A Quantum Leap: Cornell Engineers Edge Closer to a Room-Temperature Superconductor

A decade of work in Clark Hall has produced what may be the most significant materials science breakthrough of the decade — and it began with a graduate student's stubborn intuition.

By Eleanor Whitfield·November 14, 2026·12 min read
Cornell University campus at golden hour in autumn
Cornell University campus at golden hour in autumn · Photograph for The Cornell Post

In a basement laboratory beneath Clark Hall, where pumps whirr against the building's foundation and the air carries the faint smell of liquid nitrogen, a small team of physicists has spent eleven years chasing a problem most of their colleagues quietly considered intractable.

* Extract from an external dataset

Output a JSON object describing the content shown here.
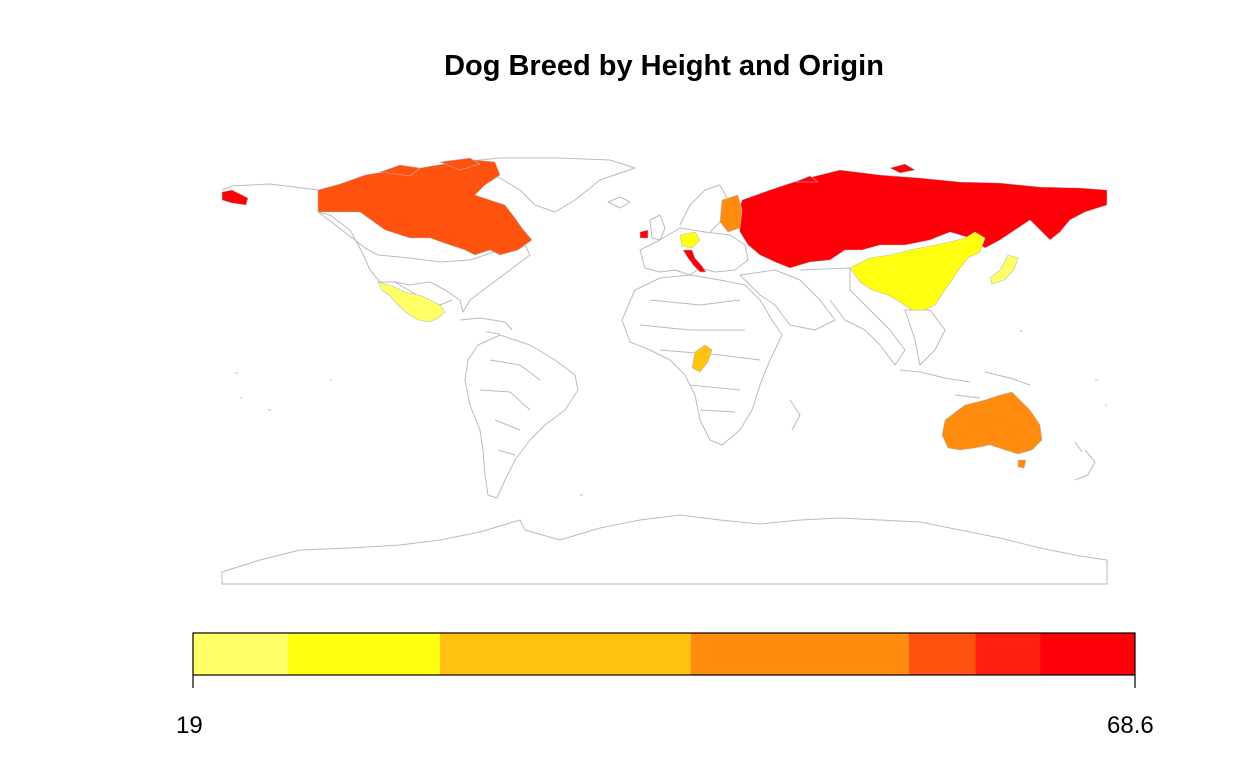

On Tuesday morning, in the pages of Nature, that work arrived. A novel hydride compound — synthesized at Cornell, measured at Cornell, and verified independently at three national labs — appears to exhibit zero electrical resistance at temperatures approaching room conditions. If the result holds, it would rewrite the economics of energy transmission, magnetic resonance imaging, and the next generation of quantum processors.

"We didn't set out to change the world. We set out to understand why something was misbehaving — and then to keep being wrong, in interesting ways."

"We didn't set out to change the world," said Professor Marcus Halberstam, the lead investigator. "We set out to understand why a particular family of compounds was misbehaving. The rest followed from being wrong, repeatedly, in interesting ways."

The story of the discovery is, in many ways, a story about Cornell — about the institutional patience required to fund a project with no near-term payoff, about the unusual cross-pollination between the College of Engineering and the Department of Physics, and about a graduate student named Priya Anand who refused, in the spring of 2022, to accept that an anomalous reading was instrumentation error.

11 years
From first anomalous measurement to peer-reviewed publication.
$24.6M
Total federal and philanthropic funding behind the program.
3 labs
Independent verification at Argonne, Brookhaven, and SLAC.

The result, if it survives the next wave of independent replication attempts, will likely be remembered alongside the discoveries that built the modern semiconductor industry — not for its immediate engineering applications, but for what it suggests about how much we still have to learn from materials we thought we understood.